Hospice patient creates children’s book to leave something for her grandchildren

Janette Mills with her book Bertie Bombus the Brave Bumblebee

Bertie Bombus and Tom Tit are the hand-drawn creations of neuroscientist, and now author and illustrator, Janette Mills, who has told their story in a new children’s book.

The 57-year-old hospice patient from Shrewsbury was inspired to put pencil to paper for Bertie Bombus, The Brave Bumble Bee, when she became a grandmother for the first time.

She said: “The idea of ​​the book came to me in July 2021 when I realized this cancer had got to the stage where I probably was not going to see my first grandchild, Matilda, grow up, or any other grandchildren. I thought it would be nice to leave something for them – part of myself. And I added another character named after Matilda – Tilly, the long-tailed tit – to the story. “

Janette’s granddaughter Matilda Hardy with her mother Grace

Having only mainly drawn as a hobby, Janette says creating the book has “taken her to another world, far, far away from the horrors of cancer”.

She said: “The story came to me very quickly; the inspiration was my granddaughter’s mother Grace’s love for bees. “

All proceeds from the sales of Bertie Bombus will be donated to Severn Hospice and other local cancer charities, both of which have helped Janette following her diagnosis of an aggressive, unknown cancer.

Janette first received pain treatment from Severn Hospice in December 2021 and has been cared for on the hospice ward.

She said the charity is a “fabulous place – what humanity is all about”, adding that she wants the profits to go to the local charities because she ‘received fantastic care from the nurses in both charities’.

Five years ago, Janette and her husband, Simon, moved to Shrewsbury from Llanfyllin in Powys and downsized with the view of spending their later years regularly traveling abroad.

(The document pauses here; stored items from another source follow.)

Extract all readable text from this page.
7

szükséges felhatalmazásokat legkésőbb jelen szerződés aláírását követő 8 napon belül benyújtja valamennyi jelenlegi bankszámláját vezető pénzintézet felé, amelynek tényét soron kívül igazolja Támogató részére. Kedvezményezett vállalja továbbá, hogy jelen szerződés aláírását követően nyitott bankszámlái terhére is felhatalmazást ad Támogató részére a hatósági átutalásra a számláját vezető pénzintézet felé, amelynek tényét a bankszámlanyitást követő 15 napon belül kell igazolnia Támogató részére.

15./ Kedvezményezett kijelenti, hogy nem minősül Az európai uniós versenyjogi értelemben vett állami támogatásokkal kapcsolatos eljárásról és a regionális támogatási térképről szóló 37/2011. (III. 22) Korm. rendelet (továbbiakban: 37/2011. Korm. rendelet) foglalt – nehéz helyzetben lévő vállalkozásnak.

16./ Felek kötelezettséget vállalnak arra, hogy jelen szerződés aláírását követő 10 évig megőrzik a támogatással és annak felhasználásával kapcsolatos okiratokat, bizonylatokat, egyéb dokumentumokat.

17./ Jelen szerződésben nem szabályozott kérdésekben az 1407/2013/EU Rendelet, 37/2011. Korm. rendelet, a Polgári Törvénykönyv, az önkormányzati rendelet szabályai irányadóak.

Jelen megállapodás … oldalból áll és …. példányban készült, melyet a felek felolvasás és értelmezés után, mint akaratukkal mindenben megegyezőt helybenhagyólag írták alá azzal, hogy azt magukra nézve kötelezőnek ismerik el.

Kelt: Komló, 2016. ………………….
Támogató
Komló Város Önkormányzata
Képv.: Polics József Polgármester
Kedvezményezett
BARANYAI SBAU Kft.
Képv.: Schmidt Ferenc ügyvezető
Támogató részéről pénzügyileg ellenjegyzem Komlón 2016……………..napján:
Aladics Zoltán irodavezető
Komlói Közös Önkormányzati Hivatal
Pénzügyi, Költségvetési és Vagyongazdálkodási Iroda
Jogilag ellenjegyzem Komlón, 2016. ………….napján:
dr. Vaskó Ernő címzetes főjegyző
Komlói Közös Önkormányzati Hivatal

But in January 2018, Janette was diagnosed with cancer when her eldest son got married and ‘the nightmare started’, with experts left baffled by the non-specific disease.

Instead of traveling, they spent the last four years going back and forth to the Lingen Davies Center for treatment, and then latterly to London for several operations.

After having her lymph nodes removed, a mastectomy, plus radiotherapy and chemotherapy at Royal Shrewsbury Hospital, Janette and Simon took six months off to enjoy a road trip around Poland and several other European countries.

During the holiday Janette knew the cancer had returned and did not say anything as she did not want to ruin the break away.

Once they returned she started chemotherapy again and had another operation in April 2020 when the pandemic hit.

Janette said: “Dealing with cancer has been relentless, apart from the time in Poland, we have never stopped. The pandemic brushed us by. We were at appointments constantly and continued to receive treatment throughout.

“In 2018 I was told I had a year left to live. And I’m still here nearly four years later, so I’m very grateful for that time. I’ve kept going; I kept walking, I kept singing in the Mere Singers choir, I kept drawing, painting, and creating.

“I started drawing 20 years ago, when I was ill in California and a friend turned up with pencils and paper. I love nature and the outdoors and walking, and that’s what I started drawing.

Drawing has really helped me get through the cancer – you need things to almost take you into another world. I hadn’t written creatively since I was in school but most of the story was written in one afternoon. The illustrations were drawn over time. I used pastels, watercolors, pen and ink. ”

The new-found author based the story in Fife, where she has previously lived.

And because of her scientific background there is a nod to science throughout.

“Bombus is the generic name for bumble bee so that’s where Bertie Bombus comes from,” she explains. “And when Bertie meets a red mason bee in the garden, her name is Osmia which is the scientific name for red mason bees.”

In September 2021, just before a major operation to have a kilogram-weighing tumor ‘the size of a watermelon’ removed, Janette decided to finalize the story.

She said: “My husband and I were in an Airbnb in Camden Town in London waiting, when I realized, we might not have time, so we put our heads down and proved and re-wrote some of the book.”

The book has been a labor of love, with family and friends rallying round to support Janette with the production.

Janette said: “My friend knew we had to get the story done quickly, so her husband scanned the pictures, and their daughter did the page layouts and prepared it for printing.”

Without her knowing, Janette’s long-standing walking group friends then joined together to pay for the first copies to be printed.

When they turned up with them at her house, Janette said: “I burst out crying when I saw the book because it was fantastic to have it in my hands and see it all come into fruition.”

Bertie Bombus, The Brave Bumble Bee will be sold at £ 6 and is available at the Refresh café at Severn Hospice, Bicton.